At last Anna realized that she was talking to herself, and she moved around the tiny chamber, picking up and folding Centaine's discarded clothing, and finally stooping over her to kiss her cheek and then pinch out the wick of the lamp.
As soon as she was alone, Centaine sat up and hugged herself in a ferment of anticipation and trepidation.
Although it was very clear in her mind what the final outcome of this meeting with Michael must be, the precise mechanics were at this stage still tantalizingly obscure. A process of logic had suggested to her that the broad concept could not differ too widely from what she had witnessed countless times in field and barnyard.
She had received confirmation of this one drowsy summer afternoon, when a mild commotion in one of the disused stables had attracted her attention. She had climbed into the loft and through a chink watched Elsa, the kitchenmaid, and Jacques the undergroom with amazement, until gradually it had dawned upon her that they were playing rooster and hen, stallion and mare.
She had thought about it for days afterwards, and then eavesdropped with more attention upon the gossip of the female servants.
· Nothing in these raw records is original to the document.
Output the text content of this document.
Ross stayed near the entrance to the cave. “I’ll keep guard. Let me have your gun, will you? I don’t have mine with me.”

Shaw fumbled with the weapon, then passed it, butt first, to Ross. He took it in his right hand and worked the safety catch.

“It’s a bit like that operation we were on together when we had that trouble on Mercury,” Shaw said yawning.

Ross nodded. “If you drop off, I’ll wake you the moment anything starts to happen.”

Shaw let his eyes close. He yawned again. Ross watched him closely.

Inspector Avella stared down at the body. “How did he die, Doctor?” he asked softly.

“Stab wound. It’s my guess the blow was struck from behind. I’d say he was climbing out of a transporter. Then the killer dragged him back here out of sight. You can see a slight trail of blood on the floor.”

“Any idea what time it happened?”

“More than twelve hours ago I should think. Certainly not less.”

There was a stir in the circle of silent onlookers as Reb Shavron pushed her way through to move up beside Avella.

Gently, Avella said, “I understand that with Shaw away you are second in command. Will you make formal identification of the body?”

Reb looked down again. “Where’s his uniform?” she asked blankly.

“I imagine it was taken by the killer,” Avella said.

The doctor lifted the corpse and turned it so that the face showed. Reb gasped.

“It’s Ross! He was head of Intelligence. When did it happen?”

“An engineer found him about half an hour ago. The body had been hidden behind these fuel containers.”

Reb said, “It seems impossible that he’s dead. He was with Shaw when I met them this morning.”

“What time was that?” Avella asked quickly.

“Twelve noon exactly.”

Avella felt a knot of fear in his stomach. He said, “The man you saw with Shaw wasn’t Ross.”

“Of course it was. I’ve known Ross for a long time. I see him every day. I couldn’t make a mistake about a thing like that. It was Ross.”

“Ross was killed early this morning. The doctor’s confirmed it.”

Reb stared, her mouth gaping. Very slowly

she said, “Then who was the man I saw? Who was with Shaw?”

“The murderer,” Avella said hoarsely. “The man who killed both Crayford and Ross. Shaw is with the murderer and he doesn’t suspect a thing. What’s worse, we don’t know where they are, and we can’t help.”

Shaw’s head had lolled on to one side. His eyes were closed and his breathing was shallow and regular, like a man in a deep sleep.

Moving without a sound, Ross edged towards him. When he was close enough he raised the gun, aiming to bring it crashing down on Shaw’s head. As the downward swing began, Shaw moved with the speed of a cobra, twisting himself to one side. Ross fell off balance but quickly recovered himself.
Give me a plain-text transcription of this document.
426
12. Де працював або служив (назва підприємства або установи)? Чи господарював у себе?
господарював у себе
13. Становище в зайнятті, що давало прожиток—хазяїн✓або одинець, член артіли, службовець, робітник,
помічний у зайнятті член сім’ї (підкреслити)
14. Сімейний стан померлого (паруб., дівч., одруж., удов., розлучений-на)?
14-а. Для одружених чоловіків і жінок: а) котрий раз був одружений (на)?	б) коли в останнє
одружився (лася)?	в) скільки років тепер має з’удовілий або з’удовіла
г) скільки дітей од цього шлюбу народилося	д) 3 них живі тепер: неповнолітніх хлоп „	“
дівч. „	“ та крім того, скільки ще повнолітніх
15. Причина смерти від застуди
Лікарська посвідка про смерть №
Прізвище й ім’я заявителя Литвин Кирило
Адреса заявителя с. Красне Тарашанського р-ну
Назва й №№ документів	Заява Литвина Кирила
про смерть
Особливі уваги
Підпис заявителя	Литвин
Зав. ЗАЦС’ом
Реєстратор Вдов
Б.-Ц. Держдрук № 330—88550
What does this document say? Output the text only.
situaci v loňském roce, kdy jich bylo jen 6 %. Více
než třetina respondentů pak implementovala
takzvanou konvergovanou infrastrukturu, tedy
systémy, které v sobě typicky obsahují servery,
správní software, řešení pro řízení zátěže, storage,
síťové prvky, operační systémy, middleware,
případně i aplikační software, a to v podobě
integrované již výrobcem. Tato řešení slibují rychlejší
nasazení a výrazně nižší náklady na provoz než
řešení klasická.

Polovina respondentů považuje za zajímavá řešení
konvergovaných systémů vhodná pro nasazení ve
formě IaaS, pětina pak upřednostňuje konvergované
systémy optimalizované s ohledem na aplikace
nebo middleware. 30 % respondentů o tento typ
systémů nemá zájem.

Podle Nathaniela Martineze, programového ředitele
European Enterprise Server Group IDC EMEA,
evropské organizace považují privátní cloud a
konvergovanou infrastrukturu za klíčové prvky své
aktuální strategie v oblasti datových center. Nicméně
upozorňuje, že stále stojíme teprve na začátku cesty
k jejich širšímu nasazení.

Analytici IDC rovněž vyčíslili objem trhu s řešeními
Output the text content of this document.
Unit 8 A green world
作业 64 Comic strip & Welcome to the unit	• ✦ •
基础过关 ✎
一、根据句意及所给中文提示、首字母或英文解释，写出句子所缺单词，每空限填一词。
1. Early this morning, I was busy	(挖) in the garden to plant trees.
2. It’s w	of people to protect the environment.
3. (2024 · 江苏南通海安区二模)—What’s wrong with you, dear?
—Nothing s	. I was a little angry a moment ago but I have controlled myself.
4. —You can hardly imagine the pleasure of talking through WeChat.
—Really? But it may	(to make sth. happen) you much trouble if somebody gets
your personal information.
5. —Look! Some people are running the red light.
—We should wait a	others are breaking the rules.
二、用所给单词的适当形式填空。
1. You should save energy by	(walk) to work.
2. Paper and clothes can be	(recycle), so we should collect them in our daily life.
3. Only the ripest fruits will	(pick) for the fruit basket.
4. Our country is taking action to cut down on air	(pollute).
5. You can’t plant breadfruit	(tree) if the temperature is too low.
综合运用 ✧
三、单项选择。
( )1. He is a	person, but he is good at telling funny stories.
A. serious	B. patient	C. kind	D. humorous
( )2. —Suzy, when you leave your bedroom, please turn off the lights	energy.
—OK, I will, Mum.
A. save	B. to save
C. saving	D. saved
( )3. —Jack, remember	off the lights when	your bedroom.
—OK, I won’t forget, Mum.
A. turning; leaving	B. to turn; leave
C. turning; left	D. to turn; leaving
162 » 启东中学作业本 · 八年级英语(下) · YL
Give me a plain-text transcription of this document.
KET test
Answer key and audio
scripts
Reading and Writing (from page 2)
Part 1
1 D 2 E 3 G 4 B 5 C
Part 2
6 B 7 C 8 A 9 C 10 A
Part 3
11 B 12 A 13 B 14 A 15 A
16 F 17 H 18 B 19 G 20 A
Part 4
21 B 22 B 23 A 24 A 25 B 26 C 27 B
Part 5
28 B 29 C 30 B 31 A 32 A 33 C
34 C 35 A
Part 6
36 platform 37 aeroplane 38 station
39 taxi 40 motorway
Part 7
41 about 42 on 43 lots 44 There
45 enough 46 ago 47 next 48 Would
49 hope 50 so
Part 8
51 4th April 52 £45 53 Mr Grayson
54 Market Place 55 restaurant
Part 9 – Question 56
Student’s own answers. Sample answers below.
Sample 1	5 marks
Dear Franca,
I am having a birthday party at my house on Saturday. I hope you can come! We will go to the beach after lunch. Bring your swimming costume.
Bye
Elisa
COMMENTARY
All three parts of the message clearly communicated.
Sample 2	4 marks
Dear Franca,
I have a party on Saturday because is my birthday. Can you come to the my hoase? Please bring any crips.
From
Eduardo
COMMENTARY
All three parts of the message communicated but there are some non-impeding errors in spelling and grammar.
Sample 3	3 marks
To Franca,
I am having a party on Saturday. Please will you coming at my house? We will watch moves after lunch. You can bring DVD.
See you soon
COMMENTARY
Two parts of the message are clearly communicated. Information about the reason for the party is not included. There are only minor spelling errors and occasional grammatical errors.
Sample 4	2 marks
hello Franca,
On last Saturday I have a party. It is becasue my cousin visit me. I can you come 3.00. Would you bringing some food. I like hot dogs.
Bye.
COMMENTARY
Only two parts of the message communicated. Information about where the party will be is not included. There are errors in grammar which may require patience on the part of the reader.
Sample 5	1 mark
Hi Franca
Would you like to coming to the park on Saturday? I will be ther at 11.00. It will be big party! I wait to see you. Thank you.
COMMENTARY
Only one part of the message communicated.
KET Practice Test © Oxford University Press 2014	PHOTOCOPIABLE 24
Finally, she had taken her courage in both hands and gone to Anna with her questions.
All these researches had left her confused and puzzled by the contradictions. According to Anna, the procedure was extremely painful, accompanied by profuse bleeding and dire danger of pregnancy and disease. This conflicted with the unrestrained glee with which the other female servants discussed the subject, and with the giggles and muffled cries of delight that she had heard coming from Elsa as she lay beneath Jacques on the straw of the stable floor.
Centaine knew that she had a high threshold of pain, even the good doctor Le Brun had remarked upon it after he had reset her broken forearm without benefit of chloroform. Not a cheep out of her, he had marvelled. No, Centaine knew she could bear pain as well as any of the peasant girls on the estate, and apart from her monthly courses she had bled before. Often, when she was certain that she was unobserved, she would take the cumbersome side-saddle from Nuage's back, tuck up her skirts and ride him astride. The previous spring, riding bareback, she had put the stallion to the stone wall that bordered North Field, jumping him from the low side and dropping down seven feet to the deep side of the wall. As they landed, she had come down hard on Nuage's withers, and a pain like a knife blade had shot up through her body. She had bled so that Nuage's white shoulders were stained pink and she was so ashamed that despite the pain she had washed him off in the pond at the end of the field before limping home, leading Nuage behind her.